Als Aktiver kam Aragonés auf drei Meistertitel sowie zwei Pokalerfolge, er spielte elfmal für die Nationalelf. Im legendären Europacupfinale 1974 schoss er Atlético gegen Bayern München in der Verlängerung in Führung. Kurz vor dem Abpfiff erzielte Hans-Georg Schwarzenbeck mit einem Verzweiflungsschuss den Ausgleich.

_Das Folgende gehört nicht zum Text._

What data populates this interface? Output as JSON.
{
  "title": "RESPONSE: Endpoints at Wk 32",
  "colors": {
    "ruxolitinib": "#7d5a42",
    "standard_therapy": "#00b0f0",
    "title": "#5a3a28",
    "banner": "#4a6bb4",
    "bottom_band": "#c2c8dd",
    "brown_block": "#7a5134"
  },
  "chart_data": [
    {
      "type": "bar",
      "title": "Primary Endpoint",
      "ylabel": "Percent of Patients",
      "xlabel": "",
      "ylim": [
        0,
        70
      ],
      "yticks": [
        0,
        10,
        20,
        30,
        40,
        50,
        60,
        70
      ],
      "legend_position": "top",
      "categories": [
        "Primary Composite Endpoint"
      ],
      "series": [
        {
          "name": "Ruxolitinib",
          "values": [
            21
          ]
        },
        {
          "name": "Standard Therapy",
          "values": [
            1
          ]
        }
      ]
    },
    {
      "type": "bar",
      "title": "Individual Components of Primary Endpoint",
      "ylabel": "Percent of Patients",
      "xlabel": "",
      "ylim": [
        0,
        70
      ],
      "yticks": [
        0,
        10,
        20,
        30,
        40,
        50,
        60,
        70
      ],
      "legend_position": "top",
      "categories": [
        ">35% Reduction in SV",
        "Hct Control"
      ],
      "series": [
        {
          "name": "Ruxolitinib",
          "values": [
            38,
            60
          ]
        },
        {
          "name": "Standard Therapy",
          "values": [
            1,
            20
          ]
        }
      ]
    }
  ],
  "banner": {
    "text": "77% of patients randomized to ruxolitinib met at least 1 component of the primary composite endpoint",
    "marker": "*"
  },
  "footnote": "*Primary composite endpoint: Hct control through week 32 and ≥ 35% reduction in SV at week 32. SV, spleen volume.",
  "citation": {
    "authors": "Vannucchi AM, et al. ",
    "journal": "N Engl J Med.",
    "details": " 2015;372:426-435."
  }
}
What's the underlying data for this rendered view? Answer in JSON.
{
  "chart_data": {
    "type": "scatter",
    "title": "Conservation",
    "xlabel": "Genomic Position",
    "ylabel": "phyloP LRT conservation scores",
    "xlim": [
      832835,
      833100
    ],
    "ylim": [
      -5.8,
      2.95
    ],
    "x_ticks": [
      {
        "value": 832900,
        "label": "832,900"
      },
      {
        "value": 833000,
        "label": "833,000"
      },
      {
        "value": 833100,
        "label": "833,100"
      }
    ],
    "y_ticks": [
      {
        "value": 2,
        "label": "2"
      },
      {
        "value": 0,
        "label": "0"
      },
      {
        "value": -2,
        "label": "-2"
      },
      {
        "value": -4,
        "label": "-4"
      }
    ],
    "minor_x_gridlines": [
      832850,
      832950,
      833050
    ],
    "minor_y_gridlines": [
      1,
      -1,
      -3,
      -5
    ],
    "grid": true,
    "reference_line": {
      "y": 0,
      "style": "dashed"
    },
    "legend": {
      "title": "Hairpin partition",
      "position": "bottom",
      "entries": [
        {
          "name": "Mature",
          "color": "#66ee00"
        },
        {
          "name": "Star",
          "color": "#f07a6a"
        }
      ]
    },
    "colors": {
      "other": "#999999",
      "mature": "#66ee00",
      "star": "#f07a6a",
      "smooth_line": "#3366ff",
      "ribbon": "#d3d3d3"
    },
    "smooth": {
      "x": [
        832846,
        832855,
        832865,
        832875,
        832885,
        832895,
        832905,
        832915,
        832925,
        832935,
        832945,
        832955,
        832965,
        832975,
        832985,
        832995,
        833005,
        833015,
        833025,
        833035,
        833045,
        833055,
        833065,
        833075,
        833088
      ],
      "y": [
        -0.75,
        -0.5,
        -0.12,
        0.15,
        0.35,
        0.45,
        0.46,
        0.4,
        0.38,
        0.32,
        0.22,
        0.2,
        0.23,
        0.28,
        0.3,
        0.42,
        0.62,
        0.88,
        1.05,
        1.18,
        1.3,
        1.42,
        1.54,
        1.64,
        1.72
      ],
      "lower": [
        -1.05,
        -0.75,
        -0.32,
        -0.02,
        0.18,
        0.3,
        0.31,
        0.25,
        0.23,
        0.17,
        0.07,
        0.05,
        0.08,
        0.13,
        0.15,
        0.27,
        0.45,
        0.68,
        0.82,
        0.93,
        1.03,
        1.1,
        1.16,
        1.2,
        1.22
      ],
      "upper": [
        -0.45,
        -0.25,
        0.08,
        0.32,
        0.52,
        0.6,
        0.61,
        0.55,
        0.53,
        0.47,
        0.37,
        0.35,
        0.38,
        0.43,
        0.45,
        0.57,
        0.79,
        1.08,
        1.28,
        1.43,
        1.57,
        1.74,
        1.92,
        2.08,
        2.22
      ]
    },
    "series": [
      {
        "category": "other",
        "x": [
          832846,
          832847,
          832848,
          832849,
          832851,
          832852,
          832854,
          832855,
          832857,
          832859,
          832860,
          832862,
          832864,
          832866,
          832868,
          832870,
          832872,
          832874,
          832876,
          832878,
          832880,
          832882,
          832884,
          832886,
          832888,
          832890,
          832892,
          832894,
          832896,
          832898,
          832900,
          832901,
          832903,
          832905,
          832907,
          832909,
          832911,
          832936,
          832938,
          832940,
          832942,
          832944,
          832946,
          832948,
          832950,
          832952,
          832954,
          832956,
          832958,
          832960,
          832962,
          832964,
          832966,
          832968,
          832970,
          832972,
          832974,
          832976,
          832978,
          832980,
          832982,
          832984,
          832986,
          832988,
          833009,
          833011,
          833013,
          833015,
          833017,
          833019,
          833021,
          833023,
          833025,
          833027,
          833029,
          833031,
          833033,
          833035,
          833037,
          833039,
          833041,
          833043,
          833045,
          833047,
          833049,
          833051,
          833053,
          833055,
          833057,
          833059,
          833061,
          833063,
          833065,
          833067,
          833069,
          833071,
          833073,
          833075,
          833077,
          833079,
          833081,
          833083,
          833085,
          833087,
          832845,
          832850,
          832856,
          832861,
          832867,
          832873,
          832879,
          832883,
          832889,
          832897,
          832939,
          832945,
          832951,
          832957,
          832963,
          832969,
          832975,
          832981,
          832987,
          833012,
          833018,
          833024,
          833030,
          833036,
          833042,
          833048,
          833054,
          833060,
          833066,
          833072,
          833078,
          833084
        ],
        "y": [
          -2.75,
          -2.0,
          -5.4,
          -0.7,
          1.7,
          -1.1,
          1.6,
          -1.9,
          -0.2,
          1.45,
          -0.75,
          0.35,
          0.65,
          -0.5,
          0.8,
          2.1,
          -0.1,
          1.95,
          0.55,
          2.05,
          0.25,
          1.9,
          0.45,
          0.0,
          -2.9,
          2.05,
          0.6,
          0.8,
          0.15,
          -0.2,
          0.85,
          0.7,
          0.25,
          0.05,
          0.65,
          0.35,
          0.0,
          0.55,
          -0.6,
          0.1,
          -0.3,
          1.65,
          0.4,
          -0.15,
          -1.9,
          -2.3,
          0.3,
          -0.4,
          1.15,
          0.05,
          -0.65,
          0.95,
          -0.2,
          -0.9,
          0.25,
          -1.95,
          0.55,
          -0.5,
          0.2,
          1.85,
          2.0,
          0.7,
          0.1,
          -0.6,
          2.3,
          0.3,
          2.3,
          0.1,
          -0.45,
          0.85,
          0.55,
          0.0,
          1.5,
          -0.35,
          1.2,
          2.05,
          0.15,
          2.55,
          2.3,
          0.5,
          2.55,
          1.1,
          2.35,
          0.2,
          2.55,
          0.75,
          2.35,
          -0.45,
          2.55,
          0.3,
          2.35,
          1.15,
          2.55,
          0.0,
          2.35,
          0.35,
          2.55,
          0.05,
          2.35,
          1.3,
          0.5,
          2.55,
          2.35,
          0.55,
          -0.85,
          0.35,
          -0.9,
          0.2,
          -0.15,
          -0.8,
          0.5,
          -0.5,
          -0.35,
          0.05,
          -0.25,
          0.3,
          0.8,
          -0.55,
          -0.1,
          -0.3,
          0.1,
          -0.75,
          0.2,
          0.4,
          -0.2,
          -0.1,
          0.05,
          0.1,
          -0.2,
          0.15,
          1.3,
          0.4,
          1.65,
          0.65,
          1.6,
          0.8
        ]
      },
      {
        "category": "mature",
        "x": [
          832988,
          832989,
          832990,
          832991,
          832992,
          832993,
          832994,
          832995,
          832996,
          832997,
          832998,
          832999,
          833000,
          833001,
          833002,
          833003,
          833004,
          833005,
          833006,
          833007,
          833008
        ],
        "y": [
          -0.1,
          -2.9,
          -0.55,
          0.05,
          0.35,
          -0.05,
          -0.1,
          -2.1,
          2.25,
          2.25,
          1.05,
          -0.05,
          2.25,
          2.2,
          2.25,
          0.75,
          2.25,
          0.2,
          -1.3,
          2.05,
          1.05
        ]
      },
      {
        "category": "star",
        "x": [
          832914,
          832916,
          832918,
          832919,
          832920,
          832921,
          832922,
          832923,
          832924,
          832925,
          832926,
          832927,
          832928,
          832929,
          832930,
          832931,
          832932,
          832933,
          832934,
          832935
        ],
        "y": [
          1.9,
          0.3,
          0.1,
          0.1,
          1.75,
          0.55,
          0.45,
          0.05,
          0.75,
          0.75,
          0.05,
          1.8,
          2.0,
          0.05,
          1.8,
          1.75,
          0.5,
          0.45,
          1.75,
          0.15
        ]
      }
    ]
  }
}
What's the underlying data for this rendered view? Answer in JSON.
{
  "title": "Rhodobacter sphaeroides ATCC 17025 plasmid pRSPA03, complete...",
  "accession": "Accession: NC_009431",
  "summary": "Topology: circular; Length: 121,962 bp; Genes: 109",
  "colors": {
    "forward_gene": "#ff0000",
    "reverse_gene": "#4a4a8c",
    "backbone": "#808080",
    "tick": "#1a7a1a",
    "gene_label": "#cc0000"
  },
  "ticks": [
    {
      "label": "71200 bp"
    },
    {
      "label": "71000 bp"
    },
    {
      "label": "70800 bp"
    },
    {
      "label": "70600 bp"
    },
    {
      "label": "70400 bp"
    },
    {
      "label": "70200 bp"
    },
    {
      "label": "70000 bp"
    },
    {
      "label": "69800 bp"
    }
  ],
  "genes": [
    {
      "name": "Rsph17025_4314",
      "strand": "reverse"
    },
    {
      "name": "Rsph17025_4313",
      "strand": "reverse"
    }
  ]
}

«Beim Ansehen des Videos schalte ich jedes Mal ab, sobald Schwarzenbeck kommt», berichtete Aragonés einmal. Das Wiederholungsspiel verloren die Madrilenen gegen Franz Beckenbauer & Co. mit 0:4. Kurz darauf trat der Stürmer seinen ersten Trainerjob bei Atlético an. «In meiner ersten Amtshandlung gab ich meinen Ex-Mitspielern die Anweisung, dass sie mich nun mit 'Sie' anreden mussten», erinnerte sich Aragonés.